The Arellano Felixes work the busy San Ysidro entry point between San Diego and this border town. U.S. and Mexican authorities estimate the gang moves one quarter of all the cocaine flowing across the U.S. border.

Mexican officials said the Zetas were recruited by Osiel Card##as, the reputed leader of the Gulf cartel, during the 1990s when their unit was posted to the border state of Tamaulipas. More than 100 killings and dozens of kidnappings are attributed to the deserters.

In March 2002, Mexican federal agents and soldiers captured Benjamin Arellano Felix, the suspected operations chief of the gang bearing his family's name. A year later, Card##as was captured. Both are awaiting trial at the maximum security La Palma prison outside Mexico City.

"After the detention of the two leaders ... there is an alliance between these two organizations and I have heard some news of representatives from the famous Zetas group operating in the Arellano Felix area and of Arellano Felix hit men in Tamaulipas," the prosecutor said.

He suggested that the Zetas may be linked to the killing of Francisco Ortiz, a crusading editor at the weekly newspaper Zeta who wrote a May 14 article identifying 40 alleged Arellano Felix operatives.

"We have every indication that the Arellanos are calling on the Zetas when they want a killing that is carried out in a professional style," Zeta publisher Jesus Blancornelas said in an interview. "The Zetas are providing tactical support."

Blancornelas himself barely survived a 1997 assassination attempt that involved men prosecutors associated with the Arellano Felix gang.

Santiago Vasconcelos said Arellano Felix gunmen usually spray targets with bullets.
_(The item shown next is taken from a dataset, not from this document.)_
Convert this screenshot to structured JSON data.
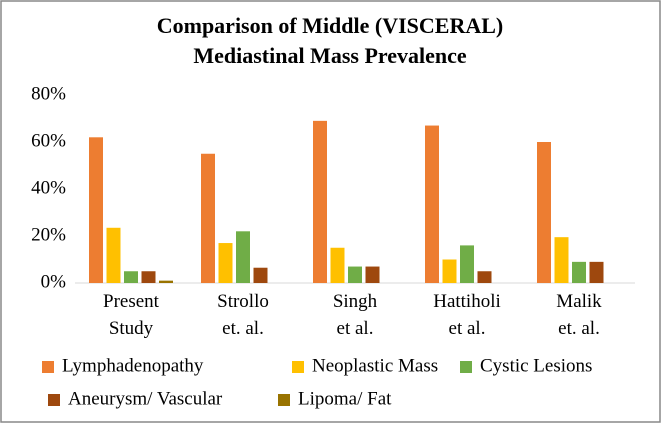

Ortiz was shot from close range just four times.

The deputy attorney general, who traveled to Tijuana to investigate Ortiz's killing, declined to say Thursday if the Zetas were involved. In previous comments to Mexican media, however, he identified the chief suspect in the slaying as Heriberto Lazcano, who is linked to the Zetas.

Federal authorities also say Zetas are suspected in the January slaying of former Baja California deputy state attorney general Rogelio Delgado Neri, who was shot by men who burst into a cantina. Delgado Neri, who died along with three bodyguards, had been suspended from his post because of suspected links to the Arellano Felix gang, a relationship that apparently went sour.

Santiago Vasconcelos said Tijuana's main smuggling gang was so weakened by the capture of Benjamin Arellano Felix and other top leaders that it had to reach out to the Zetas to keep control of its drug smuggling routes into the United States.

"Just one group can't sustain a territory by itself, so they begin complementing each other and fortifying in order to cover weaknesses," he said.

But Blancornelas said he doesn't believe the syndicates were sharing drugs or smuggling routes.

"It's an armed alliance, not a drug-trafficking alliance," he said. "The Arellanos do not need help when it comes to cocaine."

Luis Astorga, a sociologist at the National Autonomous University of Mexico who studies the drug trade, called the drug-gang friendship "an alliance that won't last."

"The Zetas are providing a service for the Arellanos now, but the Arellanos can't stand to be in second place, to share their control of territory," Astorga said.

But even a short-lived alliance means Zetas training Arellano Felix smugglers, producing a more dangerous class of criminal on the U.S.-Mexico border.